L’allenatore ha ridato nuova motivazione a giocatori che sembravano ormai persi, come spiega lui stesso: “Moses? Ho colto le sue potenzialità dai primi giorni del ritiro estivo: ha qualità importanti come tecnica, forza fisica, la capacità di coprire settanta metri di campo. Mi pare incredibile che uno come lui sia stato sottovalutato. Pedro? Anche lui ha doti di assoluta eccellenza.

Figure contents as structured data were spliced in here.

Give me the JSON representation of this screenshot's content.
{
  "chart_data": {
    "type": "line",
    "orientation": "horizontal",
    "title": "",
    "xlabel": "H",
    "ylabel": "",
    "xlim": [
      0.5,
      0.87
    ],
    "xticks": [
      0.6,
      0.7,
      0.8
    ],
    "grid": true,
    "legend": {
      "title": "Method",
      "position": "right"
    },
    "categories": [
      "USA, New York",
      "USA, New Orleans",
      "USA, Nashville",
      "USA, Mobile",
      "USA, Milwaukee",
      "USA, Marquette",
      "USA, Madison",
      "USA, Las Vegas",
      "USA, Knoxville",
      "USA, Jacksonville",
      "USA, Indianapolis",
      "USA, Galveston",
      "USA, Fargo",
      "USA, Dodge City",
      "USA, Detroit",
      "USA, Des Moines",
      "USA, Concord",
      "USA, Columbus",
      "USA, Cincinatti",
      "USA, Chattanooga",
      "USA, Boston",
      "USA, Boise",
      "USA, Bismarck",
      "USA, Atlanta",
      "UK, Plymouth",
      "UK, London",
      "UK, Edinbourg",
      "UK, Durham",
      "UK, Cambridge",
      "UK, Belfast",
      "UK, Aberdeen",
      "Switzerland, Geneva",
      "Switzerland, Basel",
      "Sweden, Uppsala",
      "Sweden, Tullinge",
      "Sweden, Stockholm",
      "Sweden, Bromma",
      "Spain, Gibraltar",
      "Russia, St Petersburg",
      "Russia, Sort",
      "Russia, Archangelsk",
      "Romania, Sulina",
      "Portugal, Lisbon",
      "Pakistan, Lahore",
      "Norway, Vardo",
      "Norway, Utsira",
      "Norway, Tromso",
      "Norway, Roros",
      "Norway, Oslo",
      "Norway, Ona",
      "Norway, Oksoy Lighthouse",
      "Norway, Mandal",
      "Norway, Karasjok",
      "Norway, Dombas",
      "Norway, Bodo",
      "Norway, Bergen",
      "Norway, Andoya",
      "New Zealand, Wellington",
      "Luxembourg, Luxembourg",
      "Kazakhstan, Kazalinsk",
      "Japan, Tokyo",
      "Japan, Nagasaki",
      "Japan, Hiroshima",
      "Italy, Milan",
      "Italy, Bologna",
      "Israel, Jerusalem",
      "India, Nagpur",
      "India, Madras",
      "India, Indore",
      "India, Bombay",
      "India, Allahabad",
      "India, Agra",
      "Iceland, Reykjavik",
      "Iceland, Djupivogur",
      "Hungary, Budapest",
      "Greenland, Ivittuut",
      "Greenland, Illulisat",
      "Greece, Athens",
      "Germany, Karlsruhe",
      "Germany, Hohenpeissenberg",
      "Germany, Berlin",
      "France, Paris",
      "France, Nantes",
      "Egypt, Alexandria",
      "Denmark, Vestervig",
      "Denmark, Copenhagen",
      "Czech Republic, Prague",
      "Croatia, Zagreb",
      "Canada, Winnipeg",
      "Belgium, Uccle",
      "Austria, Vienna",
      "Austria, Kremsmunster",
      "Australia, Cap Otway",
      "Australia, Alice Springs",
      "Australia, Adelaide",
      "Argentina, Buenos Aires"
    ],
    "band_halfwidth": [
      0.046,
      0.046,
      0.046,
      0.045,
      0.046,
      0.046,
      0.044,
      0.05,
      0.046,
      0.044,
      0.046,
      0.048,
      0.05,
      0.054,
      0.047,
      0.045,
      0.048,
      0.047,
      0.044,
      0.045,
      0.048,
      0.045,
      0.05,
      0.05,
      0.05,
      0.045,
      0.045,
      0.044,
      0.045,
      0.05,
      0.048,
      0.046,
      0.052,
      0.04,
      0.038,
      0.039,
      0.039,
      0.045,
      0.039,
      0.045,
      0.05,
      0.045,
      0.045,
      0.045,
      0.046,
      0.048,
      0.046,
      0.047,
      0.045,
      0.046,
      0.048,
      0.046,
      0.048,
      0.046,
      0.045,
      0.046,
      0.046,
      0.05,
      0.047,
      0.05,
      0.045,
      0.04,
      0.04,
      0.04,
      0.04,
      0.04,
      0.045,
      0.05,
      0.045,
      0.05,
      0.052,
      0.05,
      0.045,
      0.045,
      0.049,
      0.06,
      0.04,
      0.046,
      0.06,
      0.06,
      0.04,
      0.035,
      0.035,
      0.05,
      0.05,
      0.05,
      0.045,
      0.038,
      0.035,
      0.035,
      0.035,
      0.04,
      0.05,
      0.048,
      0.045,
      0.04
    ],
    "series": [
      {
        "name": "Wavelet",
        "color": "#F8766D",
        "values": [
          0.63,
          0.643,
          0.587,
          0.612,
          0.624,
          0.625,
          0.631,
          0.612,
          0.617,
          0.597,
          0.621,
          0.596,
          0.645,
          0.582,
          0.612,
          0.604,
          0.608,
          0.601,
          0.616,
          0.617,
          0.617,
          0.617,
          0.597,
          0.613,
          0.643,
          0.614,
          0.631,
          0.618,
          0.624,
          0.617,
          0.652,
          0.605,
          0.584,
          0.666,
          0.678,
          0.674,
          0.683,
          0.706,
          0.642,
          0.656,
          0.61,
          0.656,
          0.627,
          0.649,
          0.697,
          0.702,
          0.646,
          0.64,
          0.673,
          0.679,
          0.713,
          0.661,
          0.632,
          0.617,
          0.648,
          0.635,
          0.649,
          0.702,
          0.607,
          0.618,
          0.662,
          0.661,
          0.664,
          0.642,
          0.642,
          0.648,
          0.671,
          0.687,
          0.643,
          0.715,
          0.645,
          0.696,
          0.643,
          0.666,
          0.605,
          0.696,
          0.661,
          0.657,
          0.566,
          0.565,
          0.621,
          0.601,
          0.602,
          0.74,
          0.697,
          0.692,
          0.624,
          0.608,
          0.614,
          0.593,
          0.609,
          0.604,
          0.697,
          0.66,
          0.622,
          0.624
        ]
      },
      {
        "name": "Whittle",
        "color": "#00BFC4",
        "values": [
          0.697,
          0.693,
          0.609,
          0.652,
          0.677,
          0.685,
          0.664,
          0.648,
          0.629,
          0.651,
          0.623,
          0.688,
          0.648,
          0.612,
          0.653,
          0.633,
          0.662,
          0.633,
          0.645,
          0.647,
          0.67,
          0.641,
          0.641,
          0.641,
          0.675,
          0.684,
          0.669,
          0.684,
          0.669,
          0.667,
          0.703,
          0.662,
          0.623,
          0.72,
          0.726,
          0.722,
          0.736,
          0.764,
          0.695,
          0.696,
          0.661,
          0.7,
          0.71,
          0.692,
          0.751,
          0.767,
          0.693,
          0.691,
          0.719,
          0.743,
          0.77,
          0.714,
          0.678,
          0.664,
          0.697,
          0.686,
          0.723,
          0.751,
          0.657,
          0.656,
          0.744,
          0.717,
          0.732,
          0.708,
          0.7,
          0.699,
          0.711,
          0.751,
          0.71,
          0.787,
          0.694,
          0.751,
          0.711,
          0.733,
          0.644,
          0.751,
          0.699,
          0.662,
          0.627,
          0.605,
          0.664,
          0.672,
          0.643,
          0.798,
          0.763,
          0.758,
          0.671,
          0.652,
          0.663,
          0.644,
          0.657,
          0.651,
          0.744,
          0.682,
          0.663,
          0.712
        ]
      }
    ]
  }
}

È perfetto per il 3-4-3. Hazard? Il talento di Eden è fuori discussione. È un calciatore di livello mondiale e un bravissimo ragazzo. Ha una maturità sorprendente per la sua età”.

Idem per Diego Costa, perfettamente recuperato. E il mercato di gennaio, quali sarebbero gli obiettivi? “La rosa attuale è completa, il discorso è prematuro. Via Fabregas e Oscar? Solo gossip. Io non ho alcuna intenzione di mandarli via. Sono calciatori importanti per il Chelsea”.

Uno sguardo poi alla Juventus, che anche in questa stagione sta guidando la classifica della Serie A… “Quando hai l’ottavo monte-salari del mondo devi guardare ben oltre la Serie A – ha risposto Conte -. La Juventus ha compiuto investimenti importanti che la collocano tra i club di dimensione internazionale”.

Qualche rammarico c’è, anche quando Conte risponde sulla Nazionale: “Il maggior rimpianto sono i rigori con la Germania – ha detto – Avevamo il match point in canna. Se avessimo superato la Germania, sono convinto che saremmo arrivati fino in fondo. Quella Nazionale era un gruppo eccezionale. Avevamo superato la Spagna benissimo e costretto la Germania a giocare contro la sua natura”.